Maybe seeing worked is a real hindrance to actually understanding the process?
Have you ever thought about it that way?

Consider these three problems above.
Each and every one of them is a basic comparison test problem.

All that is needed for the first is
\(\displaystyle \L k > 3\quad \Rightarrow \quad 2^k > k!\quad \Rightarrow \quad \frac{1}{{k!}} < \frac{1}{{2^k }}\)

Then the second
\(\displaystyle \L \frac{1}{{1 + 9k^2 }} < \frac{1}{{9k^2 }}\).

The last one is a p-series.

 

[Deleted member 4993]

For 7.b What is the derivative of tan(ax)?

a sec^2(ax)

Now look at derivative of \(\displaystyle tan^{-1}(ax)\)

 

[Deleted member 4993]

Whoops. Think arctan(x) was what was meant.
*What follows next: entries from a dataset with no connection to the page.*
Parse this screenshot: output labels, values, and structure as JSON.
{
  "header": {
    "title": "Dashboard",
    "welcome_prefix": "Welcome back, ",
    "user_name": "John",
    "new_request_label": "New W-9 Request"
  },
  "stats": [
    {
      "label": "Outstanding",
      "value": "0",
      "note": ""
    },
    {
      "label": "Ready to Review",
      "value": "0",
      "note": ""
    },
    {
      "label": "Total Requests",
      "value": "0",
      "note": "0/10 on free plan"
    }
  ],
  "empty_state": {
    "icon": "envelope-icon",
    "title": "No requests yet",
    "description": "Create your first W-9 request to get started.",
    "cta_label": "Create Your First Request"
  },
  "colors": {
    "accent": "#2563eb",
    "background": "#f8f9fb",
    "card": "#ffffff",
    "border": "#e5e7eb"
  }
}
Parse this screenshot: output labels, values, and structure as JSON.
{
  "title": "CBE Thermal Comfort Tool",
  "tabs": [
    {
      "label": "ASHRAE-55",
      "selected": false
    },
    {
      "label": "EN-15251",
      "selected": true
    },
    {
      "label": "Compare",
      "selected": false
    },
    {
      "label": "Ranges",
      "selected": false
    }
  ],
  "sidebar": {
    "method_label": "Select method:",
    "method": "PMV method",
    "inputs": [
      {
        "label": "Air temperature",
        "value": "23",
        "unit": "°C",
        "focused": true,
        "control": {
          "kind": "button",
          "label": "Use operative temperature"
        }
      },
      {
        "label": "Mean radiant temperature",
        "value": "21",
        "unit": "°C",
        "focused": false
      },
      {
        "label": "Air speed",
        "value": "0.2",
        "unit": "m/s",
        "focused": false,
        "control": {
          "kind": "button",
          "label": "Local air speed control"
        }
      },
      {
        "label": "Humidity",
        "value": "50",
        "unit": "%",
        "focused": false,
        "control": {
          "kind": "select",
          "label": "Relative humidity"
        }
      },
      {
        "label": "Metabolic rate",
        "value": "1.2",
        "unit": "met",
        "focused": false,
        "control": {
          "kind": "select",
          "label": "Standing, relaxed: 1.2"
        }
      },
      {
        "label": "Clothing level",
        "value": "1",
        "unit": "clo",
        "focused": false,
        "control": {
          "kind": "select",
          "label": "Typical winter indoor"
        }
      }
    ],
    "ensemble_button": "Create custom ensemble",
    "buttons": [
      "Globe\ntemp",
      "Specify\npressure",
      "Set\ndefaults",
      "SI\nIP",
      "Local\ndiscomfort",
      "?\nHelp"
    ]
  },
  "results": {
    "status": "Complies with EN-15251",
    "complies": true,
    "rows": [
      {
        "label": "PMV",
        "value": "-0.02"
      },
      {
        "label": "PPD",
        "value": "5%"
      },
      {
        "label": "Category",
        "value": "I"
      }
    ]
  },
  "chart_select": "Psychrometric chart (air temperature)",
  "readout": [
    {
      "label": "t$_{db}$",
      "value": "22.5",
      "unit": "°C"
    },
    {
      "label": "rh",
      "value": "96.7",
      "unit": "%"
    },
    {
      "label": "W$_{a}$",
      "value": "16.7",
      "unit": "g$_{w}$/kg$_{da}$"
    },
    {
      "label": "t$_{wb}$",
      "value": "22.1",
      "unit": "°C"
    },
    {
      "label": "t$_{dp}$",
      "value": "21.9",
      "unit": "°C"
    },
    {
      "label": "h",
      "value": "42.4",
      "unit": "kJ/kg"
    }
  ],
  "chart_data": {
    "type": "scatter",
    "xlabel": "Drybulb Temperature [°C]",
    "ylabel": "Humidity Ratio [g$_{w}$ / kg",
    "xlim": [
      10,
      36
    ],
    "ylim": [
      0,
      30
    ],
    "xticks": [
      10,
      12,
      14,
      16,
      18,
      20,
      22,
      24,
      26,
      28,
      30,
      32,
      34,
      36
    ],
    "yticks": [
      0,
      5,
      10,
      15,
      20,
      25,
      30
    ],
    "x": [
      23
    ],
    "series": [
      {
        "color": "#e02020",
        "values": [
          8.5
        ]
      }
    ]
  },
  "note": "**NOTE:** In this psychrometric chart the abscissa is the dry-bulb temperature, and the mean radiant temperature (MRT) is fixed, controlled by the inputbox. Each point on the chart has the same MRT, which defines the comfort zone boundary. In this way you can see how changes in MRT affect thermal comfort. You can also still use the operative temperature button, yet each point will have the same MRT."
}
I was hoping the student will realize to use \(\displaystyle tan^{-1}(ax)\) with that prop - but did not happen.

 

[warwick]

I was hoping the student will realize to use \(\displaystyle tan^{-1}(ax)\) with that prop - but did not happen.

Sorry, guys. I just looked at it. I've been busy around the house. I now see the derivative of arctan x fits the form.

I assume the derivative of arctan ax will work?

 

[Deleted member 4993]

I assume the derivative of arctan ax will work? Make sure that it does....

 

[warwick]

I assume the derivative of arctan ax will work? Make sure that it does....

Well, I haven't been able to find the derivative of arc tan(ax), so I'll make a wild guess.

Using the Integral Test, the integral would be arc tan (3k) from 1 to infinity?

 

[warwick]

Well, keep in mind that sometimes you use techniques I haven't learned yet. Yesterday, we went over the Comparison, Ratio, and Root Tests.

Use any method to determine whether the series converges.

\(\displaystyle \L\:\sum^{\infty}_{k=1}\,\frac{k^{1/2}}{k^{3}+1} \\)